Philemon verses 1-3, 22-25. The Message
The Apostle Paul had remarkable energy. He traveled thousands of miles on missionary journeys to plant churches, and to minister to those churches.
His enthusiasm for Christ did not diminish even when he was imprisoned for his faith. In fact, he wrote four letters from prison which made it into the New Testament canon: Ephesians, Philippians, Colossians, and this letter, Philemon. It is certainly possible that he wrote even more letters which have been lost…
The Apostle Paul did not let his negative outward circumstances sour his attitude. Nor did he allow his imprisonment to stop him from doing what he could for the sake of Christ.
1500 years later, Martin Luther imitated the Apostle Paul’s productivity when circumstances forced him to maintain a low profile. After angering the Pope and the Holy Roman Emperor, Luther’s life was in danger. Yet one of the German princes, Frederick the Wise, faked a highway attack on Luther and hid him in Wartburg Castle.
Luther ended up spending 300 days in hiding there. Yet Luther did waste his time at Wartburg Castle. Instead, he translated the Bible into German. While this had been done previously, the translations were not very good or easily understandable. Luther’s translation was quite good, and proved immensely popular with the German people. Some scholars believe it even influenced the development of the German language.
Both the Apostle Paul and Martin Luther made good use of circumstances which limited their freedom, and could have rendered them useless and hopeless. Instead, they made the best that any two people could have under those trying circumstances.
Although many of the most extreme pandemic rules have been lifted for us, there are still restrictions and guidelines which we are asked to adhere to. What are we doing with this time? How are we making use of the limits the pandemic has imposed upon us? This is a useful question to ask. Why? Throughout our lives, we all will face times when circumstances beyond our control (extended illness, caregiving for a loved one, etc.) force us to curtail our normal activities.

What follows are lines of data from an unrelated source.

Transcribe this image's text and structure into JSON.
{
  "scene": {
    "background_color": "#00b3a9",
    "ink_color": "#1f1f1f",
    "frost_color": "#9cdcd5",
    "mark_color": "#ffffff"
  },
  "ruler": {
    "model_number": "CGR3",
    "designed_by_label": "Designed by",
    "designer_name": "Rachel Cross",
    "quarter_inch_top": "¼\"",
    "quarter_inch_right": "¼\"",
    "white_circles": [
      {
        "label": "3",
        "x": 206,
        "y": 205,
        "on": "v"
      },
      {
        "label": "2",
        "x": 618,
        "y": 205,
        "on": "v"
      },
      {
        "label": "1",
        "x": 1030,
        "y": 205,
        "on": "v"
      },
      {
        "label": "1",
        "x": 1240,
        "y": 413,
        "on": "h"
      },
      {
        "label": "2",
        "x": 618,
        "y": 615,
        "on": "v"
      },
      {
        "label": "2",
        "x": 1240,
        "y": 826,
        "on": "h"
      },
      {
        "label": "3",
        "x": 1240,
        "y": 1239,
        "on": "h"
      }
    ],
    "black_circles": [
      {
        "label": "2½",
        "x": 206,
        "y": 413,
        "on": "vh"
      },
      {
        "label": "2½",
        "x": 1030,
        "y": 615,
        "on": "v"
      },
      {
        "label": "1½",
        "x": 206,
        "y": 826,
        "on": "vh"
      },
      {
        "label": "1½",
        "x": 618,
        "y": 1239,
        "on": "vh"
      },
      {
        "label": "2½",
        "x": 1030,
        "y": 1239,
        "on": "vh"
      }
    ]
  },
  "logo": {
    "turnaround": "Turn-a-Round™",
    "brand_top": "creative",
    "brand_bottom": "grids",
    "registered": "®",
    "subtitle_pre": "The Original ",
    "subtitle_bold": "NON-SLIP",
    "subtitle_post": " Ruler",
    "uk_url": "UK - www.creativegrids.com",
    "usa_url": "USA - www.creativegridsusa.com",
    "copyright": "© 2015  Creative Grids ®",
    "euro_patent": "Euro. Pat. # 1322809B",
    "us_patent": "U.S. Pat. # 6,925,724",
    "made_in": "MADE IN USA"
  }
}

We have a choice. We can sulk and complain, or, we can adapt, and make the best of our situation at any given time. I think of it a bit like the glass half full. Are you we upset and complaining about what we don’t have? Or are we thankful for what we do have?
In all things, we are to give thanks, even when things are out of our control. We may be forced to do something we would rather not do. I hope we all are making thankful decisions. You can make those calls, take a meal to someone, and thankfully now, most of us can go to church in person (with social distancing, currently).
May we be inspired by the examples of the Apostle Paul and Martin Luther. They used their time and talents for God’s glory, even when their freedoms were severely curtailed!
We thank You, for You have given us many blessings, for which we are grateful. May we find a way to grow in, learn from, and lean upon You, even when circumstances prevent us from carrying out our normal routines. Help us to not be mentally imprisoned by our situations, but to find freedom with You. Guide us, and protect us. Show us how to be Your instruments at all times, and in all circumstances.